Remember to read the http://www.mathhelpboards.com/showthread.php?772-Problem-of-the-Week-%28POTW%29-Procedure-and-Guidelines to find out how to http://www.mathhelpboards.com/forms.php?do=form&fid=2!

 

[anemone]

Congratulations to the following members for their correct solution: (Smile)

1. castor28
2. kaliprasad

Solution from castor28:

Spoiler

Let us write $x=\dfrac{a^2}{4}$, $y=\dfrac{b^2}{16}$. Maximizing $xy$ is equivalent to maximizing $ab$, but the equations are simpler.

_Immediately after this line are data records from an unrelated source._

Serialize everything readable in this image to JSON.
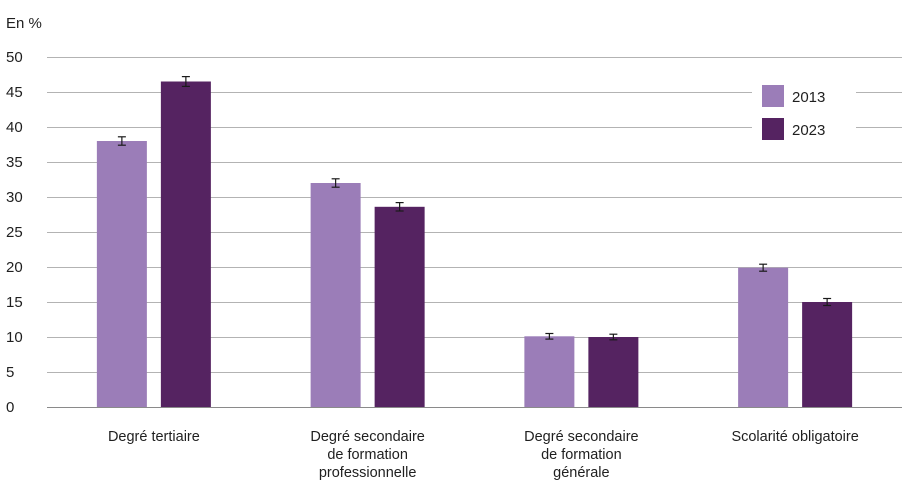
{
  "chart_data": {
    "type": "bar",
    "unit_label": "En %",
    "categories": [
      [
        "Degré tertiaire"
      ],
      [
        "Degré secondaire",
        "de formation",
        "professionnelle"
      ],
      [
        "Degré secondaire",
        "de formation",
        "générale"
      ],
      [
        "Scolarité obligatoire"
      ]
    ],
    "series": [
      {
        "name": "2013",
        "color": "#9b7db8",
        "values": [
          38.0,
          32.0,
          10.1,
          19.9
        ],
        "error": [
          0.6,
          0.6,
          0.4,
          0.5
        ]
      },
      {
        "name": "2023",
        "color": "#552361",
        "values": [
          46.5,
          28.6,
          10.0,
          15.0
        ],
        "error": [
          0.7,
          0.6,
          0.4,
          0.5
        ]
      }
    ],
    "ylim": [
      0,
      50
    ],
    "yticks": [
      0,
      5,
      10,
      15,
      20,
      25,
      30,
      35,
      40,
      45,
      50
    ],
    "grid": true,
    "legend_position": "top-right"
  }
}
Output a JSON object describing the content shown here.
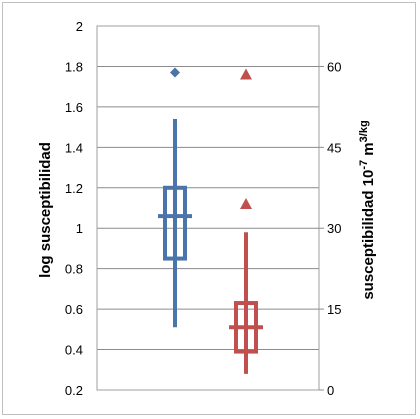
{
  "chart_data": {
    "type": "box",
    "ylabel_left": "log susceptibilidad",
    "ylabel_right": {
      "prefix": "susceptibilidad 10",
      "exp": "-7",
      "mid": " m",
      "exp2": "3/kg"
    },
    "y_left": {
      "min": 0.2,
      "max": 2.0,
      "ticks": [
        "0.2",
        "0.4",
        "0.6",
        "0.8",
        "1",
        "1.2",
        "1.4",
        "1.6",
        "1.8",
        "2"
      ]
    },
    "y_right": {
      "min": 0,
      "max": 67.5,
      "ticks": [
        "0",
        "15",
        "30",
        "45",
        "60"
      ]
    },
    "grid": true,
    "series": [
      {
        "color": "#4a74aa",
        "whisker_low": 0.51,
        "q1": 0.85,
        "median": 1.06,
        "q3": 1.2,
        "whisker_high": 1.54,
        "outlier": 1.77,
        "outlier_marker": "diamond"
      },
      {
        "color": "#c0504d",
        "whisker_low": 0.28,
        "q1": 0.39,
        "median": 0.51,
        "q3": 0.63,
        "whisker_high": 0.98,
        "outliers": [
          1.76,
          1.12
        ],
        "outlier_marker": "triangle"
      }
    ]
  }
}
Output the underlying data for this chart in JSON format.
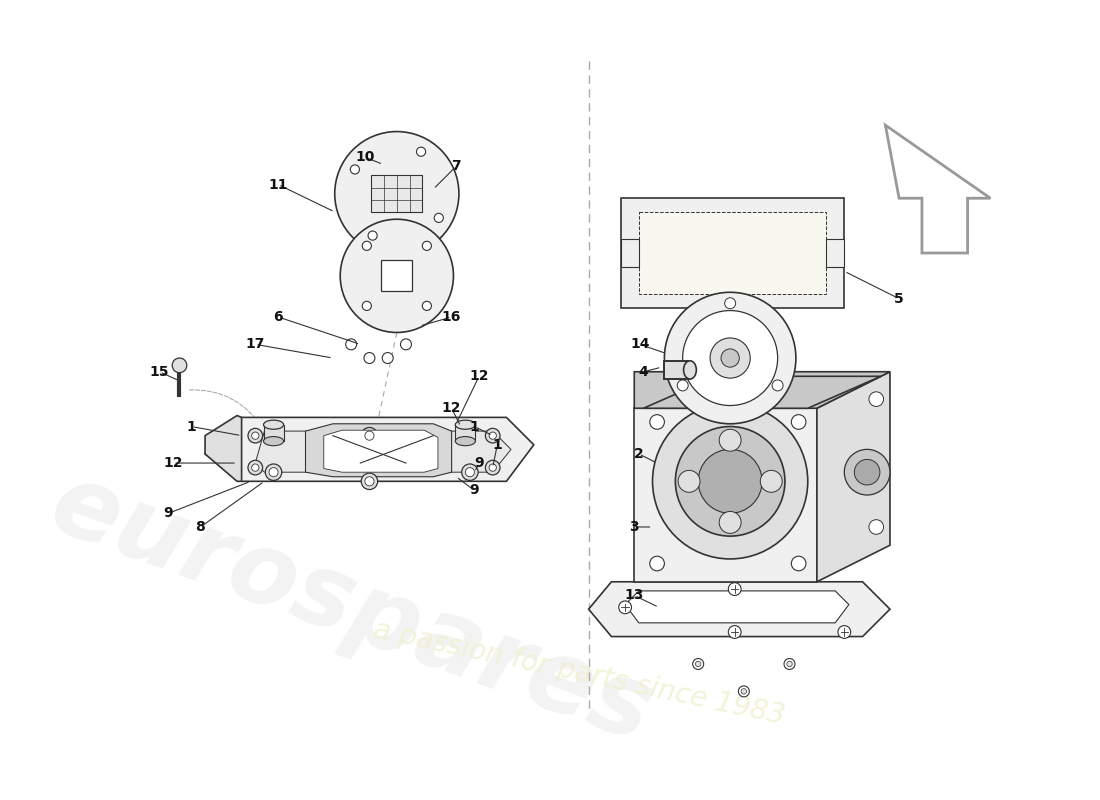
{
  "bg_color": "#ffffff",
  "lc": "#333333",
  "fc_light": "#f0f0f0",
  "fc_mid": "#e0e0e0",
  "fc_dark": "#c8c8c8",
  "dc": "#aaaaaa",
  "label_color": "#111111",
  "watermark1_color": "#e8e8e8",
  "watermark2_color": "#f0f0d0",
  "arrow_up_color": "#cccccc"
}
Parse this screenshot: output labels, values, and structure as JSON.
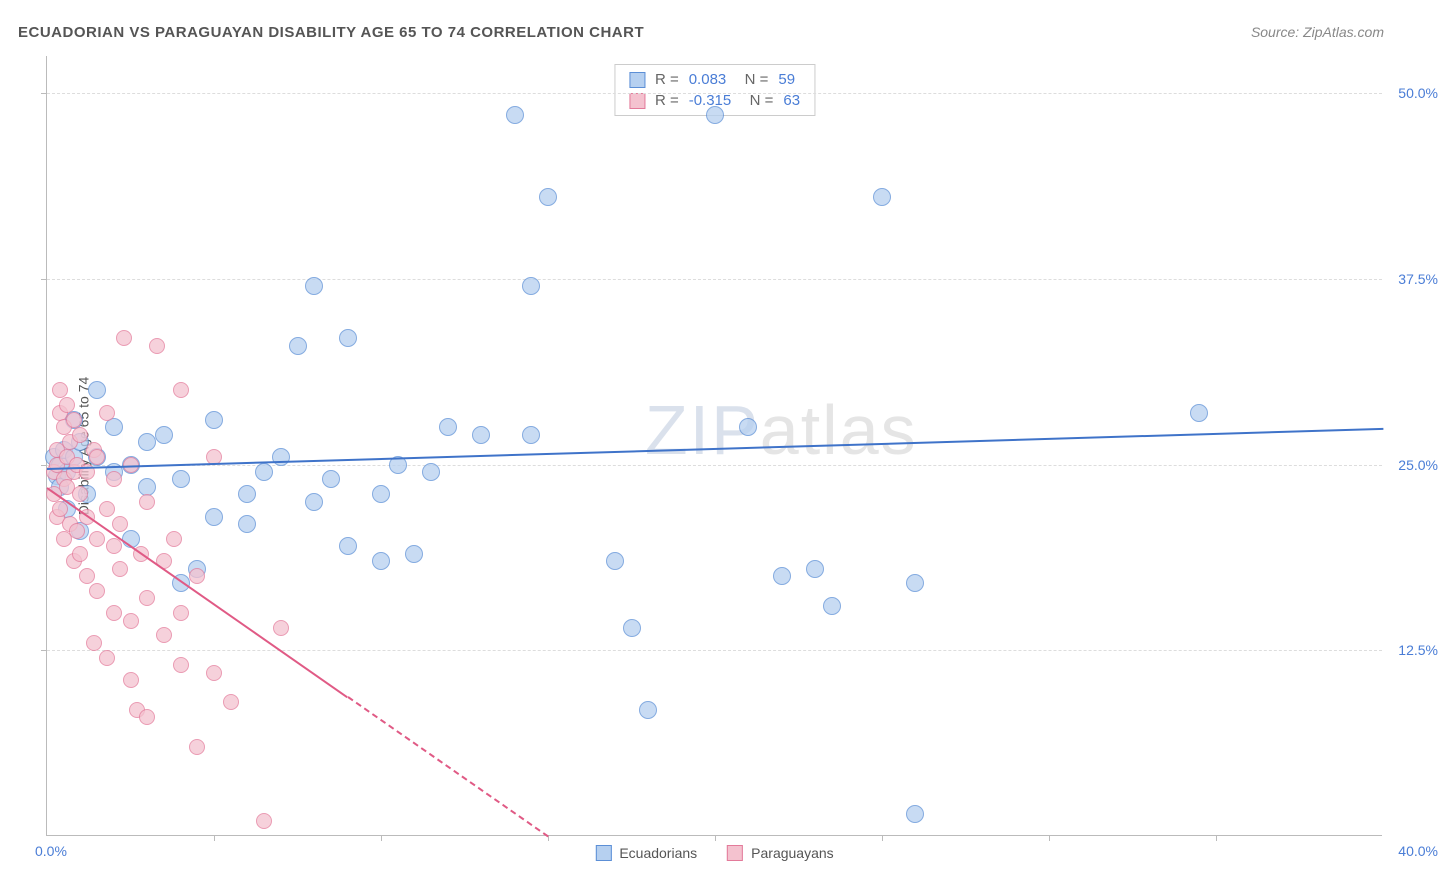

The domain of interest is an arc of parabola between the points $\left(0,\dfrac34\right)$ and $\left(\dfrac34,0\right)$; in particular, we have:

$$ 0 \le x,y\le\frac34$$

The problem can be restated as: maximize $xy$ subject to the condition $\sqrt{1-x} + \sqrt{1-y} = \dfrac32$.

We define the Lagrange function:

$$L = xy +\lambda\left(\sqrt{1-x} + \sqrt{1-y} - \dfrac32\right)$$
​

and compute the partial derivatives:

$$\begin{align*}
\frac{\partial L}{\partial x} &= y - \frac{\lambda}{2\sqrt{1-x}} = 0\\
\frac{\partial L}{\partial y} &= x - \frac{\lambda}{2\sqrt{1-y}} = 0
\end{align*}$$
​

Eliminating $\lambda$, we get:

$$\begin{align*}
&\lambda = 2y\sqrt{1-x}= 2x\sqrt{1-y}\\
&y^2(1-x) = x^2(1-y)\\
&(x-y)(x+y-xy) = 0
\end{align*}$$
​

Because $0\le x,y<1$, we have $(x+y-xy)> 0$ (unless $x=y=0$, which does not satisfy the equation). This shows that there is only one extremum inside the domain. As we have $xy=0$ on the endpoints and $xy>0$ inside, this is indeed a maximum.

Note that it is a priori obvious that there is an extremum for $x=y$, because of the symmetry of the expression; however, we had to prove that this is the only extremum.

With $x=y$, the equation becomes:

$$2\sqrt{1-x}=\dfrac32$$
​

giving $x=y=\dfrac{7}{16}$, $a = \dfrac{\sqrt7}{2}$, $b=\sqrt7$, and $ab=\dfrac72$.

Alternative solution:

Spoiler

By using trigonometric substitution, we let

$\dfrac{a}{2}=\sin x$ and $\dfrac{b}{4}=\sin y$

Therefore the condition becomes $\cos x+\cos y=\dfrac{3}{2}$ and we need to maximize $\sin x \sin y$.

Apply the AM-GM inequality we get

$\begin{align*}\sin x \sin y &\le \dfrac{\sin^2 x+\sin^2 y+2\sin x \sin y}{4}\\&=\dfrac{2\sin x \sin y+2-\left(\dfrac{9}{4}-2\cos x \cos y \right)}{4}\\&=\dfrac{2\cos (x-y)-\dfrac{1}{4}}{4}\\& \le \dfrac{\dfrac{7}{4}}{4}\\&=\dfrac{7}{16}\end{align*}$

Hence, the maximum of $ab$ is $\dfrac{7}{2}$.